Ashton and Bennet, whose work was neither placebo-controlled or very large in scale, chose to merely write a letter to the medical community regarding their observations of the results of using Sildenafil to treat iatrogenic male erectile dysfunction. They acknowledged that many of the former antidote options did not appear to be entirely dependable. Options they mentioned included stimulants and gingko biloba, in addition to other drugs such as cyproheptadine, yohimbine, amantadine, buspirone, and bupropion; they also mentioned the use of "drug holidays" which gave the body a short break from its treatment. The idea of merely waiting to see if the problem resolves itself (which has actually been proposed in several articles) had a very low chance of success, and only 5.8-9.8% of iatrogenic SSRI-induced sexual dysfunctions have been indicated to spontaneously resolve themselves. Instead, Ashton and Bennet suggested the use of Sildenafil, which is a phosphodiesterase type 5 inhibitor.
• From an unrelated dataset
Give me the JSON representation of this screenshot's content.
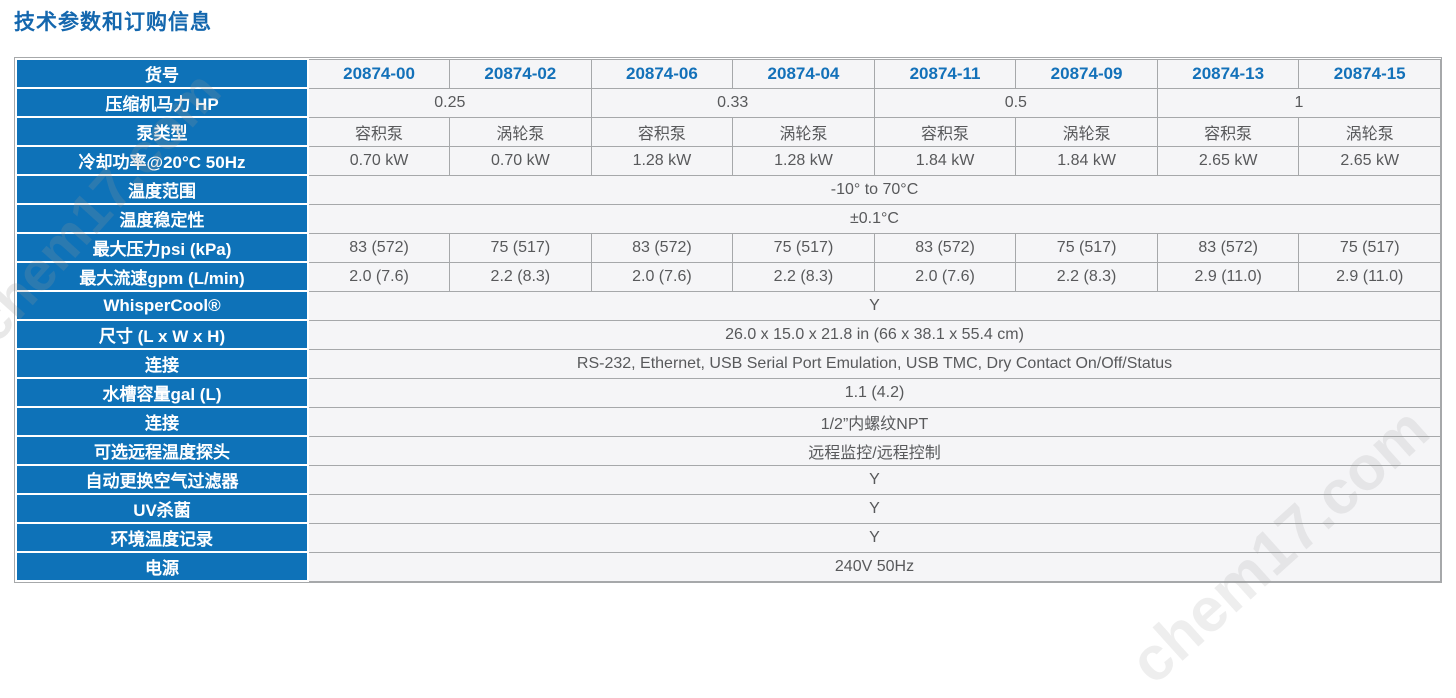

Sildenafil was released to treat male erectile dysfunction of physical, psychological, or mixed origin. Their few case studies appear to be the first to test sildenafil in the treatment of iatrogenic erectile dysfunction. In the first case, in which the gentleman was currently taking fluoxetine, bupropion had not succeeded in curing his sexual dysfunctions. sildenafil, on the other hand, was reported as working 80% to (in his words) "110%" when taken an hour before sex. In the second case study, in which the patient was using a mix of sertraline and methylphenidate, the sexual dysfunction in question had withstood attempts to treat it wit venlafaxine, bupropion, and nefazodone. In this case too, sildenafil taken one hour before sex normalized his system responses. Ashton and Bennet admit they cannot draw conclusive evidence from these studies, but suggest that they are grounds for further research.